Na hora a fitei sem querer.Vou admitir que eu estava com raiva, mas quando olhei seus olhos, estavam lacrimejando. Naquela hora aquele pequeno estado de raiva sumiu e meus olhos começaram também a marejar. Ficaram pesados, mas quando a primeira lágrima ia cair ela virou e me segurou pelos ombros com firmeza.

"Não chora! Eu disse pra não chorar!", ela disse, já chorando. "Lágrimas é coisa pra nós mulheres que somos sentimentalistas e burras mesmo. Você me prometeu que nunca mais iria derramar uma lágrima, lembra? E que mesmo que derrubasse, só iria derrubar por alguém que merecesse muito, mas realmente muito mesmo, não por qualquer pessoa. Agora vai, limpa isso.", mas eu de teimoso não limpei e deixei algumas lágrimas caírem.

"Mas ela... Ela merecia...", respondi já chorando.

"Idiota. Quando penso que cresceu um pouco, ainda continua aquele moleque... Passa o fim de ano lá pelo menos. Tenho certeza que o povo lá vai te receber bem ainda, mesmo depois de tanto tempo e do rolo do seu irmão. A velha também diz que quer falar com você, e que você prometeu que ia ligar, mas só ficou na promessa, seu desnaturado. Ainda mais depois de tudo o que ela te fez de bom".

Quando estava saindo eu a chamei num último momento. "Fique em paz, sou forte como o Rambo! Fico todo machucado, intoxicado, mas sou duro na queda. E o seu noivo? Tá te enrolando ainda pra casar?"

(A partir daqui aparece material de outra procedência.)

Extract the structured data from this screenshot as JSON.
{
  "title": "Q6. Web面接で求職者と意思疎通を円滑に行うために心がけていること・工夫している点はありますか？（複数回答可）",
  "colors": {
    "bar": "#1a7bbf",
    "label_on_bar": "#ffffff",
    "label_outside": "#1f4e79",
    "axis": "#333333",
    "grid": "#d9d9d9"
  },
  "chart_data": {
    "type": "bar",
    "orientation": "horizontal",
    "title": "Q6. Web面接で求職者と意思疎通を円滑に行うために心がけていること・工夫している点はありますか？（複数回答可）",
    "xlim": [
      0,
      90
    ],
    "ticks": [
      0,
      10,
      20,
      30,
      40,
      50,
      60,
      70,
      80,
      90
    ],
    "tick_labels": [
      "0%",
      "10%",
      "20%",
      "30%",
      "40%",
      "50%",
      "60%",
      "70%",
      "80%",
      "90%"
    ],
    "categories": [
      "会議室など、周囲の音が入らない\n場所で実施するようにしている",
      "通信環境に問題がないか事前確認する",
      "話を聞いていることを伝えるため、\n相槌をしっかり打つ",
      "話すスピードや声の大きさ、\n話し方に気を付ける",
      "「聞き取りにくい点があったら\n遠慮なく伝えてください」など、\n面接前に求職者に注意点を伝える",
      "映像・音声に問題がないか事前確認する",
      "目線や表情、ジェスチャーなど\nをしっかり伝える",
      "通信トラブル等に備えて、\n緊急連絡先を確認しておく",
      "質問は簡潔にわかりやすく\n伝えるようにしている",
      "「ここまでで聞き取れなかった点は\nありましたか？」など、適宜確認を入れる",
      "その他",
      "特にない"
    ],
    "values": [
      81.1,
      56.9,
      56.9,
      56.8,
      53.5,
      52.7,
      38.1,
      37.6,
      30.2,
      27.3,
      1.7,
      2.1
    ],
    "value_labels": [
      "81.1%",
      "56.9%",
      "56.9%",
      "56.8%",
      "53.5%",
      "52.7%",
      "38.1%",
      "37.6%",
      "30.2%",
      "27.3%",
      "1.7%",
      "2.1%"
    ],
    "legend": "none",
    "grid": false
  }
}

"Óbvio né? Mas queremos nos mudar de lá. Provável que eu venha morar por aqui também. Estamos estudando as possibilidades. Aliás, mandaram cremar o corpo do seu irmão mais velho. Mas a velha pegou as cinzas, e quer usar de chantagem pra você ir lá pegá-las, hehe..."

Coloquei a mão na cabeça, em sinal de descontentação. Foi aí que ela veio voando em cima de mim me abraçando. "Você é muito bonzinho! Não devia ser assim. Tá certo que quando você é mal você não tem limites nem escrúpulos, mas você nunca é malvado, poxa. Só aquela vez né? Assim qualquer vaquinha vai pular em cima de você e vão abusar, exatamente como todas fizeram! Ânimo, garoto! Você tem que achar uma mulher como eu, hahaha... Simplesmente perfeita!"

Dei uma grande gargalhada. Já estava me sentindo até melhor. "Puxa vida, só você mesmo. Se eu achar uma mulher como você aí que eu estarei em apuros! Você é violenta, autoritária, dengosa, maquiavélica, quase do meu tamanho e ainda usa saltos pra ficar maior que eu! E continua com um excelente gancho de direita, hehe..."

Ela fez aquela cara de raiva. Mas é aquela cara de raiva com um misto de alegria em me ver melhor, sabe? Parecia que no fundo estava segurando um riso. Até a minha tristeza já havia passado.

"Mas... Se mesmo assim eu achar uma mulher que seja um terço do que você é, estarei feito na vida, isso pode ter certeza!". Ela parou e olhou firme pra mim com cara de dúvida. Mas no fim, deu uma boa risada.

"Poxa, um terço de mim? Então ela terá uns sessenta centímetros, e olhe lá!"

Maldito humor inglês... Mas também não consigo viver sem!